Compared to rural residents, researchers have found that urbanites are 21 percent more likely to have anxiety disorders and 39 percent more likely to have mood disorders.

Why is commuting depressing? ›

No matter which way you commute, stress seems to be the common underlying factor. According to a study from McGill University in Montreal, people who drive to work alone in their car experience a lower satisfaction rate than those who walk, ride a train or bike to work.

How bad is commuting to work? ›

The farther you travel during your commute, the more adversely your heart health, weight, and blood pressure will be affected. And every hour you spend in the car increases the risk of cardiovascular risk factors, such as obesity.. A recent study found that obese car commuters have a 32% increased risk of early death.

Is it better to put pleasure or commute? ›

If you're planning to use your car for both commuting and pleasure, it's best to answer "commuting" as your primary vehicle usage. You'll still be able use your car for pleasure and be covered.
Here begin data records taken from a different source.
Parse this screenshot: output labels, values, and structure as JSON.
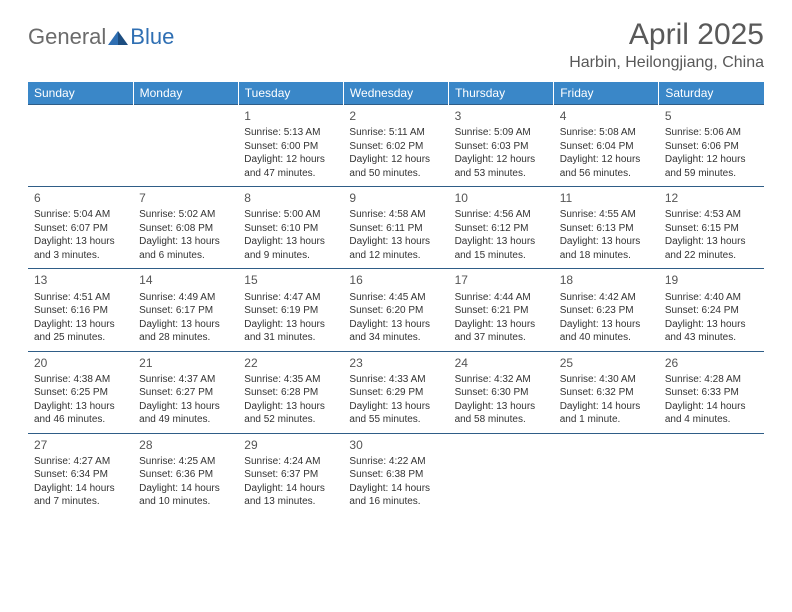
{
  "logo": {
    "general": "General",
    "blue": "Blue"
  },
  "title": "April 2025",
  "location": "Harbin, Heilongjiang, China",
  "colors": {
    "header_bg": "#3a87c8",
    "header_text": "#ffffff",
    "border": "#2f5d87",
    "text": "#333333",
    "title_text": "#595959",
    "logo_gray": "#6b6b6b",
    "logo_blue": "#2f6fb3"
  },
  "weekdays": [
    "Sunday",
    "Monday",
    "Tuesday",
    "Wednesday",
    "Thursday",
    "Friday",
    "Saturday"
  ],
  "weeks": [
    [
      null,
      null,
      {
        "n": "1",
        "sr": "Sunrise: 5:13 AM",
        "ss": "Sunset: 6:00 PM",
        "dl": "Daylight: 12 hours and 47 minutes."
      },
      {
        "n": "2",
        "sr": "Sunrise: 5:11 AM",
        "ss": "Sunset: 6:02 PM",
        "dl": "Daylight: 12 hours and 50 minutes."
      },
      {
        "n": "3",
        "sr": "Sunrise: 5:09 AM",
        "ss": "Sunset: 6:03 PM",
        "dl": "Daylight: 12 hours and 53 minutes."
      },
      {
        "n": "4",
        "sr": "Sunrise: 5:08 AM",
        "ss": "Sunset: 6:04 PM",
        "dl": "Daylight: 12 hours and 56 minutes."
      },
      {
        "n": "5",
        "sr": "Sunrise: 5:06 AM",
        "ss": "Sunset: 6:06 PM",
        "dl": "Daylight: 12 hours and 59 minutes."
      }
    ],
    [
      {
        "n": "6",
        "sr": "Sunrise: 5:04 AM",
        "ss": "Sunset: 6:07 PM",
        "dl": "Daylight: 13 hours and 3 minutes."
      },
      {
        "n": "7",
        "sr": "Sunrise: 5:02 AM",
        "ss": "Sunset: 6:08 PM",
        "dl": "Daylight: 13 hours and 6 minutes."
      },
      {
        "n": "8",
        "sr": "Sunrise: 5:00 AM",
        "ss": "Sunset: 6:10 PM",
        "dl": "Daylight: 13 hours and 9 minutes."
      },
      {
        "n": "9",
        "sr": "Sunrise: 4:58 AM",
        "ss": "Sunset: 6:11 PM",
        "dl": "Daylight: 13 hours and 12 minutes."
      },
      {
        "n": "10",
        "sr": "Sunrise: 4:56 AM",
        "ss": "Sunset: 6:12 PM",
        "dl": "Daylight: 13 hours and 15 minutes."
      },
      {
        "n": "11",
        "sr": "Sunrise: 4:55 AM",
        "ss": "Sunset: 6:13 PM",
        "dl": "Daylight: 13 hours and 18 minutes."
      },
      {
        "n": "12",
        "sr": "Sunrise: 4:53 AM",
        "ss": "Sunset: 6:15 PM",
        "dl": "Daylight: 13 hours and 22 minutes."
      }
    ],
    [
      {
        "n": "13",
        "sr": "Sunrise: 4:51 AM",
        "ss": "Sunset: 6:16 PM",
        "dl": "Daylight: 13 hours and 25 minutes."
      },
      {
        "n": "14",
        "sr": "Sunrise: 4:49 AM",
        "ss": "Sunset: 6:17 PM",
        "dl": "Daylight: 13 hours and 28 minutes."
      },
      {
        "n": "15",
        "sr": "Sunrise: 4:47 AM",
        "ss": "Sunset: 6:19 PM",
        "dl": "Daylight: 13 hours and 31 minutes."
      },
      {
        "n": "16",
        "sr": "Sunrise: 4:45 AM",
        "ss": "Sunset: 6:20 PM",
        "dl": "Daylight: 13 hours and 34 minutes."
      },
      {
        "n": "17",
        "sr": "Sunrise: 4:44 AM",
        "ss": "Sunset: 6:21 PM",
        "dl": "Daylight: 13 hours and 37 minutes."
      },
      {
        "n": "18",
        "sr": "Sunrise: 4:42 AM",
        "ss": "Sunset: 6:23 PM",
        "dl": "Daylight: 13 hours and 40 minutes."
      },
      {
        "n": "19",
        "sr": "Sunrise: 4:40 AM",
        "ss": "Sunset: 6:24 PM",
        "dl": "Daylight: 13 hours and 43 minutes."
      }
    ],
    [
      {
        "n": "20",
        "sr": "Sunrise: 4:38 AM",
        "ss": "Sunset: 6:25 PM",
        "dl": "Daylight: 13 hours and 46 minutes."
      },
      {
        "n": "21",
        "sr": "Sunrise: 4:37 AM",
        "ss": "Sunset: 6:27 PM",
        "dl": "Daylight: 13 hours and 49 minutes."
      },
      {
        "n": "22",
        "sr": "Sunrise: 4:35 AM",
        "ss": "Sunset: 6:28 PM",
        "dl": "Daylight: 13 hours and 52 minutes."
      },
      {
        "n": "23",
        "sr": "Sunrise: 4:33 AM",
        "ss": "Sunset: 6:29 PM",
        "dl": "Daylight: 13 hours and 55 minutes."
      },
      {
        "n": "24",
        "sr": "Sunrise: 4:32 AM",
        "ss": "Sunset: 6:30 PM",
        "dl": "Daylight: 13 hours and 58 minutes."
      },
      {
        "n": "25",
        "sr": "Sunrise: 4:30 AM",
        "ss": "Sunset: 6:32 PM",
        "dl": "Daylight: 14 hours and 1 minute."
      },
      {
        "n": "26",
        "sr": "Sunrise: 4:28 AM",
        "ss": "Sunset: 6:33 PM",
        "dl": "Daylight: 14 hours and 4 minutes."
      }
    ],
    [
      {
        "n": "27",
        "sr": "Sunrise: 4:27 AM",
        "ss": "Sunset: 6:34 PM",
        "dl": "Daylight: 14 hours and 7 minutes."
      },
      {
        "n": "28",
        "sr": "Sunrise: 4:25 AM",
        "ss": "Sunset: 6:36 PM",
        "dl": "Daylight: 14 hours and 10 minutes."
      },
      {
        "n": "29",
        "sr": "Sunrise: 4:24 AM",
        "ss": "Sunset: 6:37 PM",
        "dl": "Daylight: 14 hours and 13 minutes."
      },
      {
        "n": "30",
        "sr": "Sunrise: 4:22 AM",
        "ss": "Sunset: 6:38 PM",
        "dl": "Daylight: 14 hours and 16 minutes."
      },
      null,
      null,
      null
    ]
  ]
}
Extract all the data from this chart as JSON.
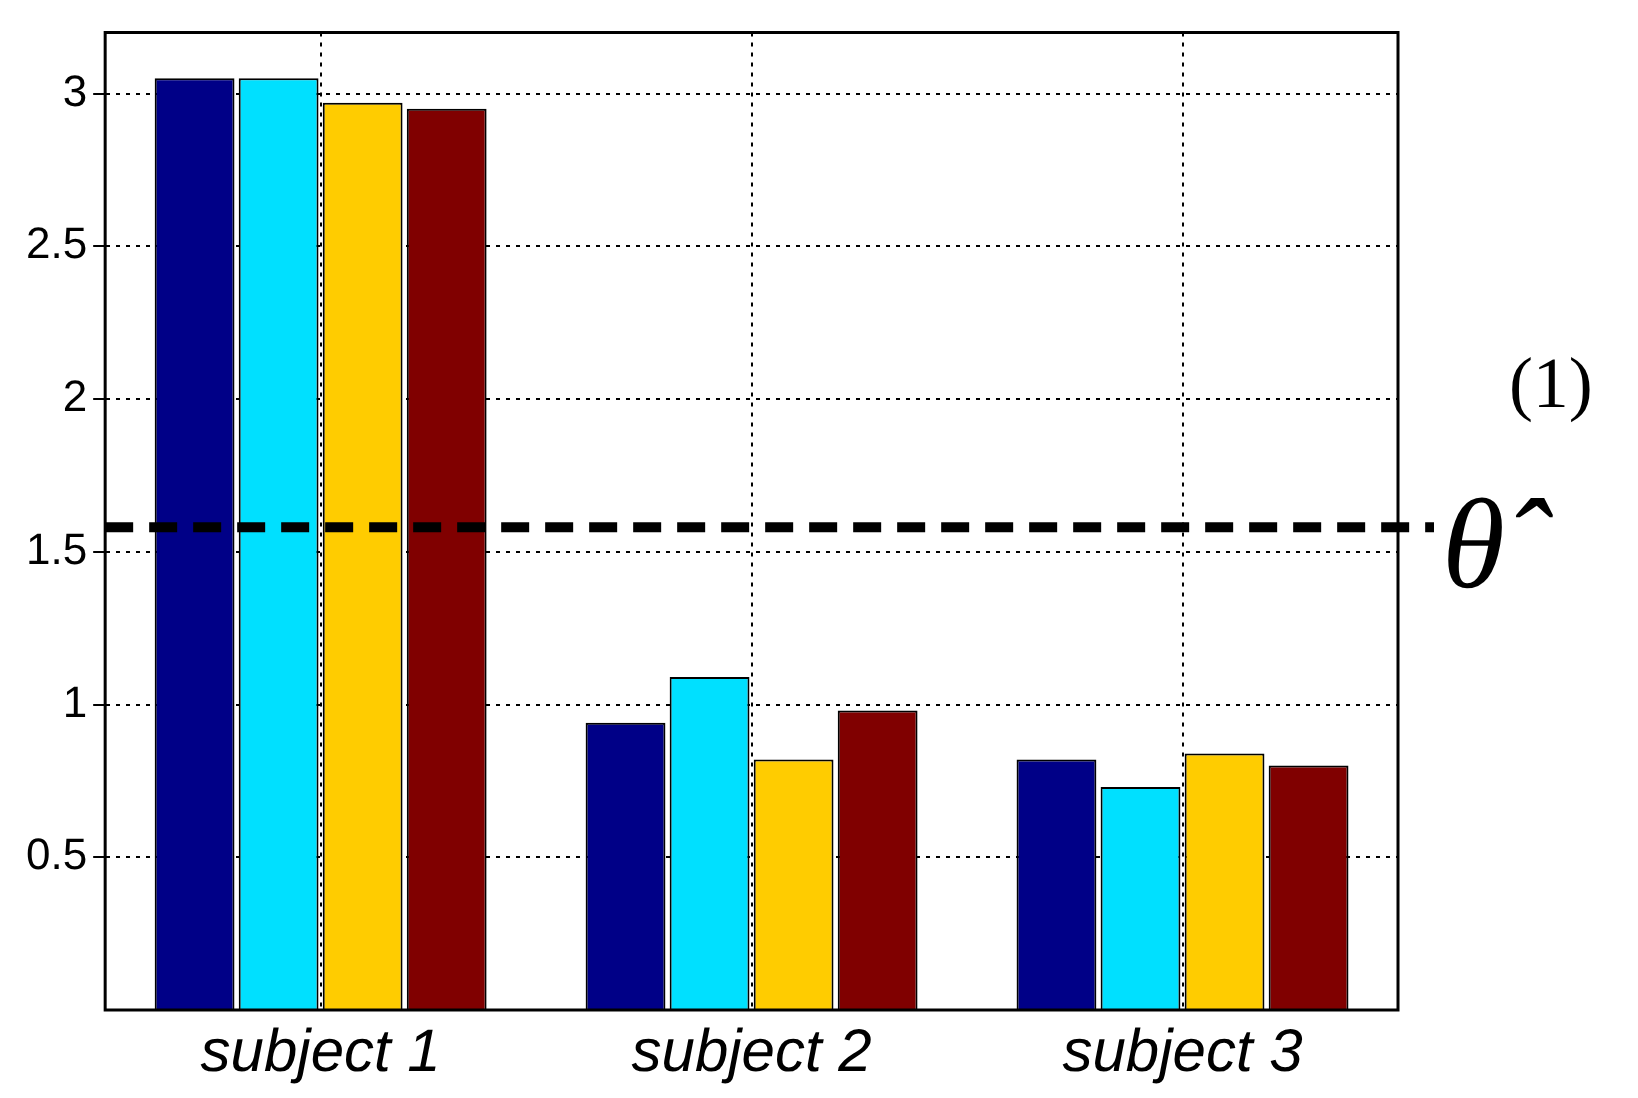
{
  "chart_data": {
    "type": "bar",
    "categories": [
      "subject 1",
      "subject 2",
      "subject 3"
    ],
    "series": [
      {
        "color": "#000087",
        "values": [
          3.05,
          0.94,
          0.82
        ]
      },
      {
        "color": "#00e0ff",
        "values": [
          3.05,
          1.09,
          0.73
        ]
      },
      {
        "color": "#ffcc00",
        "values": [
          2.97,
          0.82,
          0.84
        ]
      },
      {
        "color": "#800000",
        "values": [
          2.95,
          0.98,
          0.8
        ]
      }
    ],
    "ylim": [
      0,
      3.2
    ],
    "yticks": [
      0.5,
      1,
      1.5,
      2,
      2.5,
      3
    ],
    "grid": true,
    "legend": false,
    "ref_lines": [
      {
        "axis": "y",
        "value": 1.58,
        "label": "θ̂$^{(1)}$",
        "color": "#000000",
        "line_style": "dashed"
      }
    ]
  }
}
If you use your car for commuting but don't drive far, consider usage-based car insurance.

How long is a healthy commute? ›

Most people don't want their commute to be too long or too short. It turns out the scientifically determined ideal commute time averages out to be 16 minutes — not long enough to feel like you're wasting time, but not too short so you can catch up on the news or the latest podcast.

Is long commute linked to depression? ›

You may not feel like socializing. Another recent study found that those with a commute of more than 90 minutes are far less likely to make trips for social purposes, such as to visit friends and relatives, play sports or go out to a movie. This, in turn, can lead to loneliness and depression.

How many miles is a good commute to work? ›

Commuting from home to work should be less than 50 miles and within 30 minutes, and the surrounding area of your workplace should be within 50 miles of your home. It is ideal for commuters to take at least 5 minutes to commute to work, and the one-way commute should take more than 16 minutes.

Is a 20 minute commute bad? ›

Just how bad is a commute on job satisfaction? A study by the University of West England found that adding 20 minutes to your daily commute has the same negative effect on job satisfaction as receiving a 19 percent pay cut. In fact, every extra minute commuting lowered satisfaction with their job and leisure time.